SIB has sold approximately $8 billion of so-called “certificates of deposit” to investors by promising improbable and unsubstantiated high interest rates. These rates were supposedly earned through SIB’s unique investment strategy, which purportedly allowed the bank to achieve double-digit returns on its investments for the past 15 years.

Do the math, people! Double-digit returns + a bank based offshore in Antigua + no FDIC-insurance = Either fraud or risk to principal. And remember, in schemes like these the interest is always very reliable, coming every single month like clockwork…. until one day it doesn’t. Been that way since the real Ponzi.

And there are plenty more to replace SIG, just Google “high yield CD”. Back in 2005, there was American Business Financial Services, which imploded. Now there is Millennium Bank (based in St. Vincent), Zannett Notes, and CPS Notes. All offer well over 8% interest.

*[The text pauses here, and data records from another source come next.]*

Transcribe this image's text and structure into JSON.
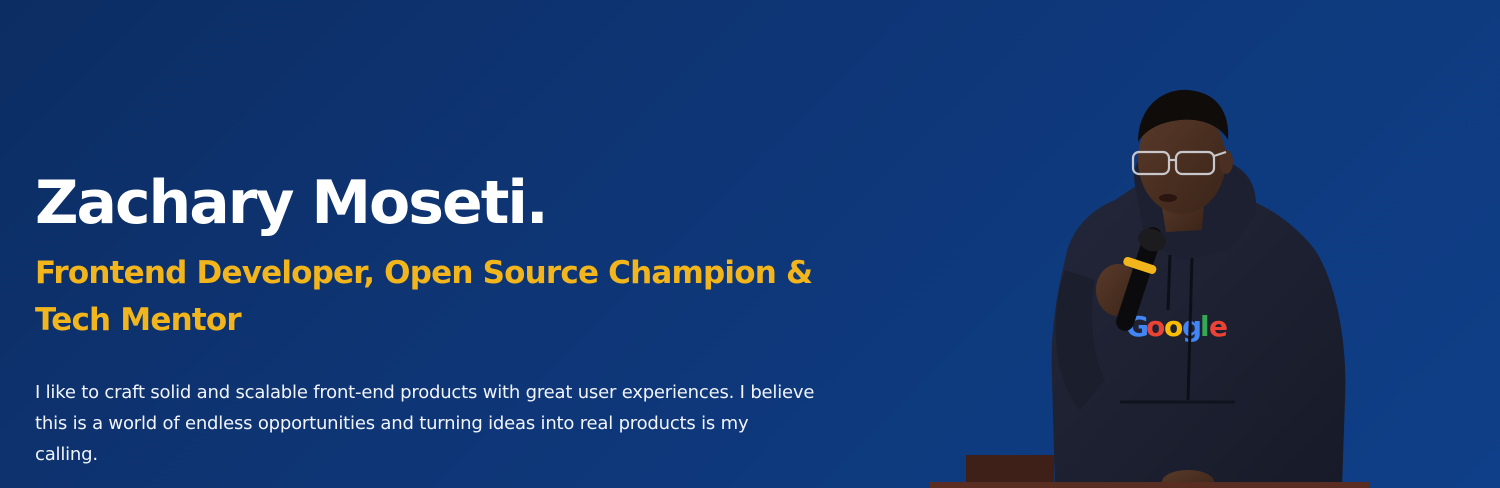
{
  "hero": {
    "name": "Zachary Moseti.",
    "role": "Frontend Developer, Open Source Champion & Tech Mentor",
    "bio": "I like to craft solid and scalable front-end products with great user experiences. I believe this is a world of endless opportunities and turning ideas into real products is my calling.",
    "photo": {
      "hoodie_logo": "Google",
      "icon": "person-speaking-with-microphone"
    }
  },
  "colors": {
    "background": "#0e3677",
    "name": "#ffffff",
    "role": "#f2b51c",
    "bio": "#f1f4fa",
    "google_blue": "#4285f4",
    "google_red": "#ea4335",
    "google_yellow": "#fbbc05",
    "google_green": "#34a853"
  }
}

Now, I am not accusing any of these companies of fraud. There is a difference between fraud and plain old credit risk. In both bases, you might manage to cash out before things fall apart, but there’s also a real chance you might never see your money again.

But especially in times of low interest rates, people start to look for just a bit more yield. Even SmartMoney magazine has gotten caught up in the act. Check out their cover this month.

A sure 7%? What, from buying shares of stocks with temporarily jacked-up yields like Altria or Vodafone? How about a highly speculative 7%? Bank of America had a really nice dividend yield as well once upon a time… before it got cut to a penny. Dow Chemical just cut its dividend for the first time in 100 years. Add in the fact that your share price could drop as well, and I’d keep your emergency fund far away from these stocks.